On your journey you will find spiritual manipulators, those that tempt you to nominalism and those who use power in the church the wrong way. You will know them by their fruit. Use one of the gifts the Spirit gives you for your journey: Discernment.

 

“Not everyone who says to me, ‘Lord, Lord,’ will enter the kingdom of heaven, but the one who does the will of my Father who is in heaven.”

God is looking for the faithful yet honest ones to follow him, to know him, and to represent him. He will give us great gifts by the power of his Spirit to do great things on this earth, but sometimes we can get too enamored with the gifts or the greater mission. Your faith must be built on the foundation of being close to God in relationship. The journey is actually all about this.

 

“Everyone then who hears these words of mine and does them will be like a wise man who built his house on the rock. And the rain fell, and the floods came, and the winds blew and beat on that house, but it did not fall, because it had been founded on the rock.”

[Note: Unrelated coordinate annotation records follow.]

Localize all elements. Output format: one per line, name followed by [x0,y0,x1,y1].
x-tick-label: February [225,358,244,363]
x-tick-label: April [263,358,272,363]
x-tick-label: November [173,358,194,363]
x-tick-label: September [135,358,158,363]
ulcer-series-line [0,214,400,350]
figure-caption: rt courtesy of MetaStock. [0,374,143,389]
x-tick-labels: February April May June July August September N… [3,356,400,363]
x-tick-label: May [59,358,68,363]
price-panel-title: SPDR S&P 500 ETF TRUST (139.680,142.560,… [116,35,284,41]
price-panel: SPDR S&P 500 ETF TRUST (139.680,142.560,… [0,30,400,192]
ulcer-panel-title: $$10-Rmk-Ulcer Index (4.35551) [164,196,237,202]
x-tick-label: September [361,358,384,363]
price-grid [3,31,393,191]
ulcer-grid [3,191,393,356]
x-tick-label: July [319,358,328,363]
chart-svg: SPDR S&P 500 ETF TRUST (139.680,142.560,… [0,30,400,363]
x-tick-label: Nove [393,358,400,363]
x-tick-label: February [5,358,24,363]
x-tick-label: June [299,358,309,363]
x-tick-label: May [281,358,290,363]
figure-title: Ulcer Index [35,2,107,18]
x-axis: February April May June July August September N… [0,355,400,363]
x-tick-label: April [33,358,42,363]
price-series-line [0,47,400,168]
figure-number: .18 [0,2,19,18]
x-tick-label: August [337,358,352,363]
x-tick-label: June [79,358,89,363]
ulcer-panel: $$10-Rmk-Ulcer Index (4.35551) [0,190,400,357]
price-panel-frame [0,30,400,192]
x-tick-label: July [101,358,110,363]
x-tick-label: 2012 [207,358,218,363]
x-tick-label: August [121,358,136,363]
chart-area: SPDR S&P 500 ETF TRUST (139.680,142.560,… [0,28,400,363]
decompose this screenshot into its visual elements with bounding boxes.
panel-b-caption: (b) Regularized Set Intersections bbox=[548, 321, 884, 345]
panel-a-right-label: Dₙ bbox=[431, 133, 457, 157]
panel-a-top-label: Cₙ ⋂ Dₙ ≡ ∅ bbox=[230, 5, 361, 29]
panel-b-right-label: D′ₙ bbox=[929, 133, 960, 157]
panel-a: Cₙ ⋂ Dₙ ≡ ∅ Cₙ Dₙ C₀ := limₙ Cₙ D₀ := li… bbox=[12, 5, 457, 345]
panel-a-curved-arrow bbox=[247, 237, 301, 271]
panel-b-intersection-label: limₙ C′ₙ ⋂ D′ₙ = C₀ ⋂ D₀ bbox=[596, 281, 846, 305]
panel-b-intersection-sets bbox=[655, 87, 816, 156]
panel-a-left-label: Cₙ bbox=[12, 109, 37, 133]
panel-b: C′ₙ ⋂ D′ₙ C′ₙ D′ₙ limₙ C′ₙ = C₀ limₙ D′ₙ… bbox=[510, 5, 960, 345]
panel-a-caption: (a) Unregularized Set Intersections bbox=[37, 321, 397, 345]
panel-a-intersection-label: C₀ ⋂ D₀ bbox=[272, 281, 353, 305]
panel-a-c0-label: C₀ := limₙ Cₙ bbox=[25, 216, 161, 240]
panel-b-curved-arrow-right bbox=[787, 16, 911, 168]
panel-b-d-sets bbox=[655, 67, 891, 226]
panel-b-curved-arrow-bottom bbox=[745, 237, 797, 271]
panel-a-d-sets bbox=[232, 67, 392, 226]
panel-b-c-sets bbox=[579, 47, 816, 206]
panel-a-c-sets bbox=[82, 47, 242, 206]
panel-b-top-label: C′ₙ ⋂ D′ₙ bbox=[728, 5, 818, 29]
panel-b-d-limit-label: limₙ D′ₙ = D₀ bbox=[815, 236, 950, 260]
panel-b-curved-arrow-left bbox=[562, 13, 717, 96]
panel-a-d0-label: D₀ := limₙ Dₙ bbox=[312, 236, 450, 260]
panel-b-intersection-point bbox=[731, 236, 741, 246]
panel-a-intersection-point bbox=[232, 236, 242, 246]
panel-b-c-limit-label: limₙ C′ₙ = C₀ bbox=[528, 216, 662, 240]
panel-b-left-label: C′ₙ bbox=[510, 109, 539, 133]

If you continue to be faithful and honest with God, your faith foundation will be strong as a rock and you will begin to see the faith house you can build with God in your life. Each room will have a memory of faith or maybe a photo from the journey to remind you how far you have come.

 

This journey of owning our faith will never end. It will have valleys and mountains. There will be advances and regressions. God will bring like-minded friends (church) on the journey and also put people (elders and mentors) in your path to direct you at opportune moments. Just remember it is a journey that has great riches to be found—pearls, treasures, Images of God, beauty. Try to enjoy it!

I would never take back the last 10 years of seeking God. He has been faithful to answer all the doors I knock on and to be found when I truly sought him.

 

Have you experienced this? Where has your journey taken you?